26 июня
Может быть, это — лишь следствие того подъема жизненных сил, который обыкновенно замечается после благополучно перенесенного тифа, — что до того? Я знаю только, что я глубоко счастлив, счастлив так, без всякой причины… Ясные дни, теплые, душистые ночи, музыка Веры, — чего мне больше? Не замечаешь, идет ли время или стоит. Никакие вопросы не мучают, на душе тихо и ясно. Я даже книг современных теперь не читаю: дед дяди был очень образованный человек и оставил после себя огромную библиотеку; теперь она свалена в верхней кладовой и служит пищею мышам. Я целые часы провожу там, разбираю и привожу в порядок книги и бумаги. Мне нравится с головою уходить в эту давно исчезнувшую жизнь, где Вольтер уживался с жития-ми святых, Руссо — с крепостным правом, «Les liaisons dangereuses»[9] — с Фомою Кемпийским[10], — жизнь жестокую, наивную, сладострастную и сентиментальную.
Наташа навела ко мне массу больных. Все в деревне ей знакомы, и все ей приятели. Она сопутствует мне в обходах, развешивает лекарства. Странное что-то в ее отношениях ко мне: Наташа словно все время изучает меня; она как будто не то ждет от меня, чего-то, не то ищет, как самой подойти ко мне. Может быть, впрочем, я ошибаюсь. Но какие славные у нее глаза!
От разговоров ее веет чем-то старым-старым, но таким хорошим; она хочет знать, как я смотрю на общину, какое значение придаю сектантству, считаю ли возможным и желательным развитие в России капитализма. И в расспросах ее сказывается предположение, что я непременно должен интересоваться всем этим. Что же? Я ведь действительно интересуюсь; однако, правду говоря, разговоры эти мне крайне неприятны.

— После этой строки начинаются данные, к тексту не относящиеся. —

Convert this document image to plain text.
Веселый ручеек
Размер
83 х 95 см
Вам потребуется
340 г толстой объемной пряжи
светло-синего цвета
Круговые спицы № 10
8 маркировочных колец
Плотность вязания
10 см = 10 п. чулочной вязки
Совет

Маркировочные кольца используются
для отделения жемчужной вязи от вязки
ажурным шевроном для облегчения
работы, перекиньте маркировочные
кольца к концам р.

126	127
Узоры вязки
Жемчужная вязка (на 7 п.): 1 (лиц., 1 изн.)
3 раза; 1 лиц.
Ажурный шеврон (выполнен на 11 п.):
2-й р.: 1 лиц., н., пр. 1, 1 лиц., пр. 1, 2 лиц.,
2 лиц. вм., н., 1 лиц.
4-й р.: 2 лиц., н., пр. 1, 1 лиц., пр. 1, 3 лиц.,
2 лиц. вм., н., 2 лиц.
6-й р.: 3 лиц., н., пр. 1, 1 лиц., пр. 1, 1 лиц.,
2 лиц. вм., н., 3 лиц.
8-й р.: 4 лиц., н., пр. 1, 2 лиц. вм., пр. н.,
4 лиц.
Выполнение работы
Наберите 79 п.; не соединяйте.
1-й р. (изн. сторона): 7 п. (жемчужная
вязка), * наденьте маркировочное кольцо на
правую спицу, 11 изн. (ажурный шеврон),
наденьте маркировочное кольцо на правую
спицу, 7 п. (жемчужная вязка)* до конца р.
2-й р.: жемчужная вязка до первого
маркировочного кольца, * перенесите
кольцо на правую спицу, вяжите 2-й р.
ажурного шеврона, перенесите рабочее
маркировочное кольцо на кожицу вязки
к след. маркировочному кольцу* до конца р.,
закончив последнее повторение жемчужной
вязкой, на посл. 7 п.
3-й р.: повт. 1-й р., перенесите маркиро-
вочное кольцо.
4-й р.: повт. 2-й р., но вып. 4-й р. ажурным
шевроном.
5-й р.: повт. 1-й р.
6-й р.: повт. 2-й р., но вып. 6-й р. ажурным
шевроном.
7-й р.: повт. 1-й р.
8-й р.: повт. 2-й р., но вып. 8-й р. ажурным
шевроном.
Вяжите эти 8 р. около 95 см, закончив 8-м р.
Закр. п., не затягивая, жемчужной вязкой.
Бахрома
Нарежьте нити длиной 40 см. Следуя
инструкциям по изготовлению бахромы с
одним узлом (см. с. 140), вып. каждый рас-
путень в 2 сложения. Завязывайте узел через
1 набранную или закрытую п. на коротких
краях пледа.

Я с величайшим удовольствием прочту книгу, где дается что-нибудь новое по подобному вопросу, не прочь и поговорить о нем; но пусть для моего собеседника, как и для меня, вопрос этот будет холодным теоретическим вопросом, вроде вопроса о правильности теории фагоцитоза[11] или о вероятности гипотезы Альтмана[12]. Наташа же вносит в дело слишком много страстности, и мне становится неловко. Я неохотно отвечаю ей и перевожу разговор на другое. И еще в одном отношении я часто испытываю неловкость в разговоре с нею: Наташа знает, что я мог остаться при университете, имел возможность хорошо устроиться, — и вместо этого пошел в земские врачи. Она расспрашивает меня о моей деятельности, об отношениях к мужикам, усматривая во всем этом глубокую идейную подкладку, в разговоре ее проскальзывают слова: «долг народу», «дело», «идея». Мне же эти слова режут ухо, как визг стекла под острым шилом.